Eric McGhee and Boris Shor have revolutionized the way we measure redistricting, they now take on top-two voting. A new article, “New Political Science Research on Top-Two”, posted on Ballot Access News by Richard Winger had some analysis:
Political scientists Eric McGhee and Boris Shor have published “Has the Top Two Primary Elected More Moderates?” Anyone may read the 36-page paper at this link. The authors studied California and Washington, which are the only two states that use top-two (as they explain on page 6 and 16, Louisiana and Nebraska don’t have top-two systems).
They conclude that since top-two started in each state, California Democrats in the legislature have become more moderate, but California and Washington Republicans and Democrats in Congress have not; nor have Republicans in the legislatures of either state moderated. The paper suggests that a strong reason why California Democrats in the legislature have moderated is because of three other changes made almost simultaneously: (1) redistricting reform; (2) term limits were eased; (3) the California budget no longer takes a two-thirds majority in each house of the legislature. But the paper believes that top two has probably had some moderating effect on California legislative Democrats.
Page 27 says, “The results of these analyses suggest virtually no effect of the Top Two in Washington or for Republicans in California.” That page also says that because members of congress are not subject to term limits, whereas members of the California legislature are subject to term limits, therefore term limits is probably the main reason why the results are different for California Democratic legislators, versus California Democratic members of the U.S. House. Thanks to Rick Hasen for the link.
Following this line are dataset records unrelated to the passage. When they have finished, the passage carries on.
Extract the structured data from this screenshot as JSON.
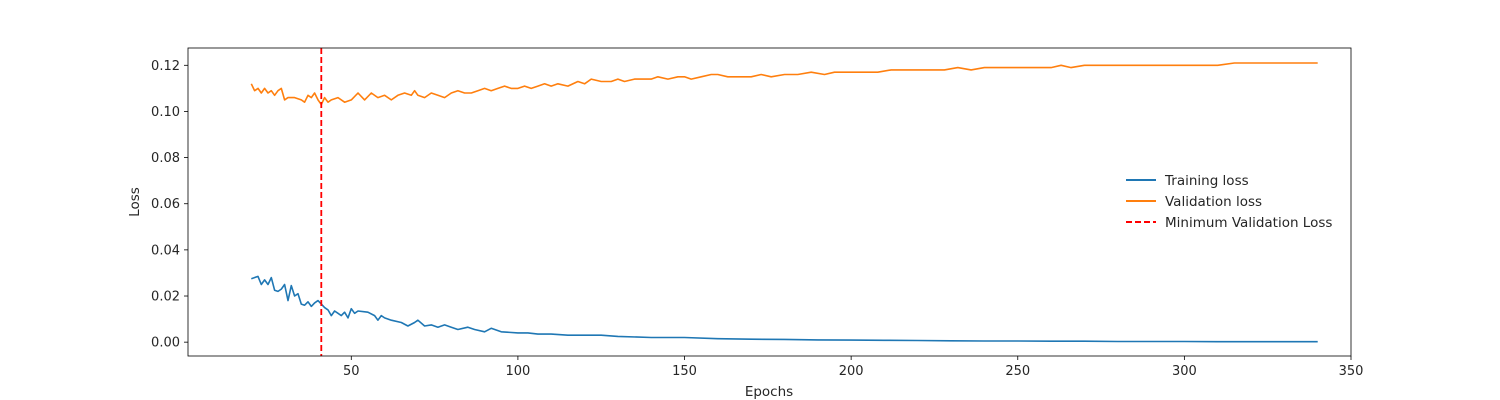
{
  "chart_data": {
    "type": "line",
    "xlabel": "Epochs",
    "ylabel": "Loss",
    "xlim": [
      1,
      350
    ],
    "ylim": [
      -0.006,
      0.1275
    ],
    "x_ticks": [
      50,
      100,
      150,
      200,
      250,
      300,
      350
    ],
    "y_ticks": [
      0.0,
      0.02,
      0.04,
      0.06,
      0.08,
      0.1,
      0.12
    ],
    "x_tick_labels": [
      "50",
      "100",
      "150",
      "200",
      "250",
      "300",
      "350"
    ],
    "y_tick_labels": [
      "0.00",
      "0.02",
      "0.04",
      "0.06",
      "0.08",
      "0.10",
      "0.12"
    ],
    "grid": false,
    "legend_position": "center-right",
    "series": [
      {
        "name": "Training loss",
        "color": "#1f77b4",
        "points": [
          [
            20,
            0.0275
          ],
          [
            22,
            0.0285
          ],
          [
            23,
            0.025
          ],
          [
            24,
            0.027
          ],
          [
            25,
            0.025
          ],
          [
            26,
            0.028
          ],
          [
            27,
            0.0225
          ],
          [
            28,
            0.022
          ],
          [
            29,
            0.023
          ],
          [
            30,
            0.025
          ],
          [
            31,
            0.018
          ],
          [
            32,
            0.0245
          ],
          [
            33,
            0.02
          ],
          [
            34,
            0.021
          ],
          [
            35,
            0.0165
          ],
          [
            36,
            0.016
          ],
          [
            37,
            0.0175
          ],
          [
            38,
            0.0155
          ],
          [
            39,
            0.017
          ],
          [
            40,
            0.018
          ],
          [
            41,
            0.0165
          ],
          [
            42,
            0.015
          ],
          [
            43,
            0.014
          ],
          [
            44,
            0.0115
          ],
          [
            45,
            0.0135
          ],
          [
            46,
            0.0125
          ],
          [
            47,
            0.0115
          ],
          [
            48,
            0.013
          ],
          [
            49,
            0.0105
          ],
          [
            50,
            0.0145
          ],
          [
            51,
            0.0125
          ],
          [
            52,
            0.0135
          ],
          [
            55,
            0.013
          ],
          [
            57,
            0.0115
          ],
          [
            58,
            0.0095
          ],
          [
            59,
            0.0115
          ],
          [
            60,
            0.0105
          ],
          [
            62,
            0.0095
          ],
          [
            65,
            0.0085
          ],
          [
            67,
            0.007
          ],
          [
            69,
            0.0085
          ],
          [
            70,
            0.0095
          ],
          [
            72,
            0.007
          ],
          [
            74,
            0.0075
          ],
          [
            76,
            0.0065
          ],
          [
            78,
            0.0075
          ],
          [
            80,
            0.0065
          ],
          [
            82,
            0.0055
          ],
          [
            85,
            0.0065
          ],
          [
            87,
            0.0055
          ],
          [
            90,
            0.0045
          ],
          [
            92,
            0.006
          ],
          [
            95,
            0.0045
          ],
          [
            100,
            0.004
          ],
          [
            103,
            0.004
          ],
          [
            106,
            0.0035
          ],
          [
            110,
            0.0035
          ],
          [
            115,
            0.003
          ],
          [
            120,
            0.003
          ],
          [
            125,
            0.003
          ],
          [
            130,
            0.0025
          ],
          [
            140,
            0.002
          ],
          [
            150,
            0.002
          ],
          [
            160,
            0.0015
          ],
          [
            170,
            0.0013
          ],
          [
            180,
            0.0012
          ],
          [
            190,
            0.001
          ],
          [
            200,
            0.0009
          ],
          [
            210,
            0.0008
          ],
          [
            220,
            0.0007
          ],
          [
            230,
            0.0006
          ],
          [
            240,
            0.0005
          ],
          [
            250,
            0.0005
          ],
          [
            260,
            0.0004
          ],
          [
            270,
            0.0004
          ],
          [
            280,
            0.0003
          ],
          [
            290,
            0.0003
          ],
          [
            300,
            0.0003
          ],
          [
            310,
            0.0002
          ],
          [
            320,
            0.0002
          ],
          [
            330,
            0.0002
          ],
          [
            340,
            0.0002
          ]
        ]
      },
      {
        "name": "Validation loss",
        "color": "#ff7f0e",
        "points": [
          [
            20,
            0.112
          ],
          [
            21,
            0.109
          ],
          [
            22,
            0.11
          ],
          [
            23,
            0.108
          ],
          [
            24,
            0.11
          ],
          [
            25,
            0.108
          ],
          [
            26,
            0.109
          ],
          [
            27,
            0.107
          ],
          [
            28,
            0.109
          ],
          [
            29,
            0.11
          ],
          [
            30,
            0.105
          ],
          [
            31,
            0.106
          ],
          [
            33,
            0.106
          ],
          [
            35,
            0.105
          ],
          [
            36,
            0.104
          ],
          [
            37,
            0.107
          ],
          [
            38,
            0.106
          ],
          [
            39,
            0.108
          ],
          [
            40,
            0.105
          ],
          [
            41,
            0.103
          ],
          [
            42,
            0.106
          ],
          [
            43,
            0.104
          ],
          [
            44,
            0.105
          ],
          [
            46,
            0.106
          ],
          [
            48,
            0.104
          ],
          [
            50,
            0.105
          ],
          [
            52,
            0.108
          ],
          [
            54,
            0.105
          ],
          [
            56,
            0.108
          ],
          [
            58,
            0.106
          ],
          [
            60,
            0.107
          ],
          [
            62,
            0.105
          ],
          [
            64,
            0.107
          ],
          [
            66,
            0.108
          ],
          [
            68,
            0.107
          ],
          [
            69,
            0.109
          ],
          [
            70,
            0.107
          ],
          [
            72,
            0.106
          ],
          [
            74,
            0.108
          ],
          [
            76,
            0.107
          ],
          [
            78,
            0.106
          ],
          [
            80,
            0.108
          ],
          [
            82,
            0.109
          ],
          [
            84,
            0.108
          ],
          [
            86,
            0.108
          ],
          [
            88,
            0.109
          ],
          [
            90,
            0.11
          ],
          [
            92,
            0.109
          ],
          [
            94,
            0.11
          ],
          [
            96,
            0.111
          ],
          [
            98,
            0.11
          ],
          [
            100,
            0.11
          ],
          [
            102,
            0.111
          ],
          [
            104,
            0.11
          ],
          [
            106,
            0.111
          ],
          [
            108,
            0.112
          ],
          [
            110,
            0.111
          ],
          [
            112,
            0.112
          ],
          [
            115,
            0.111
          ],
          [
            118,
            0.113
          ],
          [
            120,
            0.112
          ],
          [
            122,
            0.114
          ],
          [
            125,
            0.113
          ],
          [
            128,
            0.113
          ],
          [
            130,
            0.114
          ],
          [
            132,
            0.113
          ],
          [
            135,
            0.114
          ],
          [
            138,
            0.114
          ],
          [
            140,
            0.114
          ],
          [
            142,
            0.115
          ],
          [
            145,
            0.114
          ],
          [
            148,
            0.115
          ],
          [
            150,
            0.115
          ],
          [
            152,
            0.114
          ],
          [
            155,
            0.115
          ],
          [
            158,
            0.116
          ],
          [
            160,
            0.116
          ],
          [
            163,
            0.115
          ],
          [
            166,
            0.115
          ],
          [
            170,
            0.115
          ],
          [
            173,
            0.116
          ],
          [
            176,
            0.115
          ],
          [
            180,
            0.116
          ],
          [
            184,
            0.116
          ],
          [
            188,
            0.117
          ],
          [
            192,
            0.116
          ],
          [
            195,
            0.117
          ],
          [
            198,
            0.117
          ],
          [
            202,
            0.117
          ],
          [
            205,
            0.117
          ],
          [
            208,
            0.117
          ],
          [
            212,
            0.118
          ],
          [
            216,
            0.118
          ],
          [
            220,
            0.118
          ],
          [
            224,
            0.118
          ],
          [
            228,
            0.118
          ],
          [
            232,
            0.119
          ],
          [
            236,
            0.118
          ],
          [
            240,
            0.119
          ],
          [
            245,
            0.119
          ],
          [
            250,
            0.119
          ],
          [
            255,
            0.119
          ],
          [
            260,
            0.119
          ],
          [
            263,
            0.12
          ],
          [
            266,
            0.119
          ],
          [
            270,
            0.12
          ],
          [
            275,
            0.12
          ],
          [
            280,
            0.12
          ],
          [
            285,
            0.12
          ],
          [
            290,
            0.12
          ],
          [
            295,
            0.12
          ],
          [
            300,
            0.12
          ],
          [
            305,
            0.12
          ],
          [
            310,
            0.12
          ],
          [
            315,
            0.121
          ],
          [
            320,
            0.121
          ],
          [
            325,
            0.121
          ],
          [
            330,
            0.121
          ],
          [
            335,
            0.121
          ],
          [
            340,
            0.121
          ]
        ]
      }
    ],
    "vline": {
      "name": "Minimum Validation Loss",
      "x": 41,
      "color": "#ff0000",
      "style": "dashed"
    }
  }
}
Here is the abstract from the paper:
Party polarization is perhaps the most significant political trend of the past several decades of American politics. Many observers have pinned hopes on institutional reforms to reinvigorate the political center. The Top Two primary is one of the most interesting and closely-watched of these reforms: a radically open primary system that removes much of the formal role for parties in the primary election and even allows for two candidates of the same party to face each other in the fall.
In this paper, we leverage the adoption of the Top Two in California and Washington to explore the reform’s effects on legislator behavior. We find an inconsistent effect since the reform was adopted in these two states. The evidence for post-reform moderation is stronger in California than in Washington, but some of this stronger effect appears to stem from a contemporaneous policy change—district lines drawn by an independent redistricting commission—while still more might have emerged from a change in term limits that was also adopted at the same time. The results validate some claims made by reformers, but question others, and their magnitude casts some doubt on the potential for institutions to reverse the polarization trend.
Here is some more on top-two voting systems from the supporting side thanks to the Independent Voter Project:
The Top-Two primary fundamentally changes the traditional approach to elections. Under a traditional primary system, whether the primary is “open,” “closed,” “semi-closed,” or any other iteration, the PURPOSE of the primary election is for political parties to choose which candidate best represents THEM.
Then, after the primary, voters participate in the general election and choose from the field of candidates predetermined by the political parties. Under a nonpartisan Top-Two system, instead of having separate primaries for each political party, there is one single primary. All candidates, voters, and political parties participate on the same ballot, and the rules are the same for everyone. Unlike a traditional system, the PURPOSE of the primary is to narrow the candidate field to the “top-two” candidates who best represent ALL OF US, regardless of the candidate or voter’s party affiliations.